According to Wilson, complaints about AlertSU are not uncommon. “AlertSU is a tool and all tools have limitations,” Wilson said in an email to the Review. She explained that the whole process from a call to the dispatcher to distributing an alert can take from six to 15 minutes after responding to the scene and confirming facts.
“Now the advent of technology has advanced to the point where we can now provide that information in real time to the community,” Emergency Manager Keith Perry from Stanford’s Department of Environmental Health and Safety explained. Despite the better delivery system, however, he said, “We want to reinforce that technology is not perfect and we encourage a community response to an event.”
Wilson said that the police receive complaints every time that it uses the system. She categorized such complaints into the following categories:
“Is ____ really an emergency?
Why wasn’t the alert sent sooner?
Please take me off the list. I don’t want to receive these alerts.
Using race or ethnicity to describe individuals perpetuates prejudice.
Hispanic is not a race.
The police website wasn’t updated when I checked it.”

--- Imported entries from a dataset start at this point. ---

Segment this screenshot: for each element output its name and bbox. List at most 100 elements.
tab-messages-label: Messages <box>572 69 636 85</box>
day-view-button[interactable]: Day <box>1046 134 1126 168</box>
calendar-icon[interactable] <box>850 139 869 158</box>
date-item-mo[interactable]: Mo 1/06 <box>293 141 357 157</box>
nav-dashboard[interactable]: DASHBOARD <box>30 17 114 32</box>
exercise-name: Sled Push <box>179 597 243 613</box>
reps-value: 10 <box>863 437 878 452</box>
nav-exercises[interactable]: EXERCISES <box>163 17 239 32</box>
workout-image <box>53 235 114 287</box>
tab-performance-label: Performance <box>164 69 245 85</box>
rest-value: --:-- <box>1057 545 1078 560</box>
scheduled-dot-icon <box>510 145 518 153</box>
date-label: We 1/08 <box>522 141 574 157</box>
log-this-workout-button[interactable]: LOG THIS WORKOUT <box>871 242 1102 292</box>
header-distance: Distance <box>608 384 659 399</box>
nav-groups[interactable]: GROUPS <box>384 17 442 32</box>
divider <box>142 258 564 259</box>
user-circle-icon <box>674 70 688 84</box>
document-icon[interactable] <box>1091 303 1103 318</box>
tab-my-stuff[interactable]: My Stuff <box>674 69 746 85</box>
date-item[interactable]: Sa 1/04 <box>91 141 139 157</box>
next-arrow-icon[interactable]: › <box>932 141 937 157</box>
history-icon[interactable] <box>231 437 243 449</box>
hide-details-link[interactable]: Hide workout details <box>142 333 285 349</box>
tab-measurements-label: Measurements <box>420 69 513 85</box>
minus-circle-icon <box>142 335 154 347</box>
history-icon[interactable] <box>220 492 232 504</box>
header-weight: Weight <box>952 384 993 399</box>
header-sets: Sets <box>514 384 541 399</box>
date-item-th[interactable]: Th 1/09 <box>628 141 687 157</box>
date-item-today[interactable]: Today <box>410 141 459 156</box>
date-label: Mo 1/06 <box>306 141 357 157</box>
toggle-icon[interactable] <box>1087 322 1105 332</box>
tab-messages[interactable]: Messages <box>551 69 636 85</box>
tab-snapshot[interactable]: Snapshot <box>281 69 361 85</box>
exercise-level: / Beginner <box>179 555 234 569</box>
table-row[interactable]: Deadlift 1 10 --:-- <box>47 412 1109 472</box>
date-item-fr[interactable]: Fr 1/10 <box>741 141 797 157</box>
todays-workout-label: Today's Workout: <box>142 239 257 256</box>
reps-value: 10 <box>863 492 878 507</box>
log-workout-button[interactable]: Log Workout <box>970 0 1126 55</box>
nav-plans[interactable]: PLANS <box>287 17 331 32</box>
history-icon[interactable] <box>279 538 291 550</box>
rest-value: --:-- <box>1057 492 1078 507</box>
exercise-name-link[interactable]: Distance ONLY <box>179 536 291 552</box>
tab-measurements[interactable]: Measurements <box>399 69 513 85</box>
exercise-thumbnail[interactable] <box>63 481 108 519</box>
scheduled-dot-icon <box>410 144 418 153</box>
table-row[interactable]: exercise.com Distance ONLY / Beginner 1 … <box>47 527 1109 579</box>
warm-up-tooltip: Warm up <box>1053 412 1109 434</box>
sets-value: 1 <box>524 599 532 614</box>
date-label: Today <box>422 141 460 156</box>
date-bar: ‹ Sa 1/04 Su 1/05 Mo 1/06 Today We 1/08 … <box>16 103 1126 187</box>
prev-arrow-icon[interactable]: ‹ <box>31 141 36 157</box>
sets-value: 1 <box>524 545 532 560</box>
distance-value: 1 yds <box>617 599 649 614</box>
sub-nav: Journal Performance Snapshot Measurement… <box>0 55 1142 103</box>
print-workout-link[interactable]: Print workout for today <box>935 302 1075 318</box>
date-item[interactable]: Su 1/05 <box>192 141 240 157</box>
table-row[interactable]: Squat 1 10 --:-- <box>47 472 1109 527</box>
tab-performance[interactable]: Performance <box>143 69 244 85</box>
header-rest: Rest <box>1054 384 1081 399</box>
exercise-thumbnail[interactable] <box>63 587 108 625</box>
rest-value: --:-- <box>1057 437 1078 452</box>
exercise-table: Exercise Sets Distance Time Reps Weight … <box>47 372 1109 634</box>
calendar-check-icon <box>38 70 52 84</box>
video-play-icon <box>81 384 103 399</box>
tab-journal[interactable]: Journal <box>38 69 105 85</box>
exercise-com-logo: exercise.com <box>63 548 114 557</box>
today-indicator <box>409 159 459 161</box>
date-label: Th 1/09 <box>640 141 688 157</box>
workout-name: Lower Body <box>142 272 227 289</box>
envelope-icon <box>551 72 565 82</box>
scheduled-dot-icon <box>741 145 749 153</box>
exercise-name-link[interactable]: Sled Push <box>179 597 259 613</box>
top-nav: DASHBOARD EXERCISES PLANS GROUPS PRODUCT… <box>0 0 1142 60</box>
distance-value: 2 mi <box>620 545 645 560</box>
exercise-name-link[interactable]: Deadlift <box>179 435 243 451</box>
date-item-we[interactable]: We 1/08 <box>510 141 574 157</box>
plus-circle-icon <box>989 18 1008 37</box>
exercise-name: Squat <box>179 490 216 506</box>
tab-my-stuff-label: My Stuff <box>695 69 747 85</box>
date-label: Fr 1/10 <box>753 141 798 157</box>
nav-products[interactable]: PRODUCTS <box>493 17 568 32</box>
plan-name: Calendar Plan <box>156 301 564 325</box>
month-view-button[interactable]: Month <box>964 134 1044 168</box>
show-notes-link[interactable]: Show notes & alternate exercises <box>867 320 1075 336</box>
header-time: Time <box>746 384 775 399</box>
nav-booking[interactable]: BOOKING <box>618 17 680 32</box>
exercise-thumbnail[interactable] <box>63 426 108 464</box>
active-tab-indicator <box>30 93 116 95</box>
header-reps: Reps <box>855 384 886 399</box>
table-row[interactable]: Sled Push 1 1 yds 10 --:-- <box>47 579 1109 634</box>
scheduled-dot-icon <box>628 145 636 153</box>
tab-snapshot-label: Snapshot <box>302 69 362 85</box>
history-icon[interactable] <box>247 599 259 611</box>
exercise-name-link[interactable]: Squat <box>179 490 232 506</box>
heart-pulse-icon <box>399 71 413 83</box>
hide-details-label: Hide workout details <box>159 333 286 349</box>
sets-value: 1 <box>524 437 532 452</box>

According to Wilson, a resident of the dorm where the victim in the above-mentioned robbery lives was overheard by a police officer saying, “I don’t care about a robbery. These messages are annoying.”
“I suspect when she learns that it was a dorm-mate who was attacked, her perspective will change,” Wilson said.
Other students, however, did seem to appreciate the use of the Alert SU system.
Caela Cook ’15 said that she was impressed with the speed of the alert and found it helpful. She added that after the alert she was more prepared to use the pepper spray that she carries with her at all times.
“I was happy to know that Stanford told everyone about it,” Freshman Ish Menjivar said. “Afterwards, I saw the sketched image of the person and thought I should keep an eye out.”
Perry affirmed the importance of distributing this type of information to the Stanford community.
“It’s really important that when people receive an alert they think carefully what that alert means for them and their own personal safety and then take appropriate action base[d] on that,” Perry said. “In some cases that may not change their overt behavior in any way, shape or form, but they will be hopefully more vigilant and more prepared should something happen.”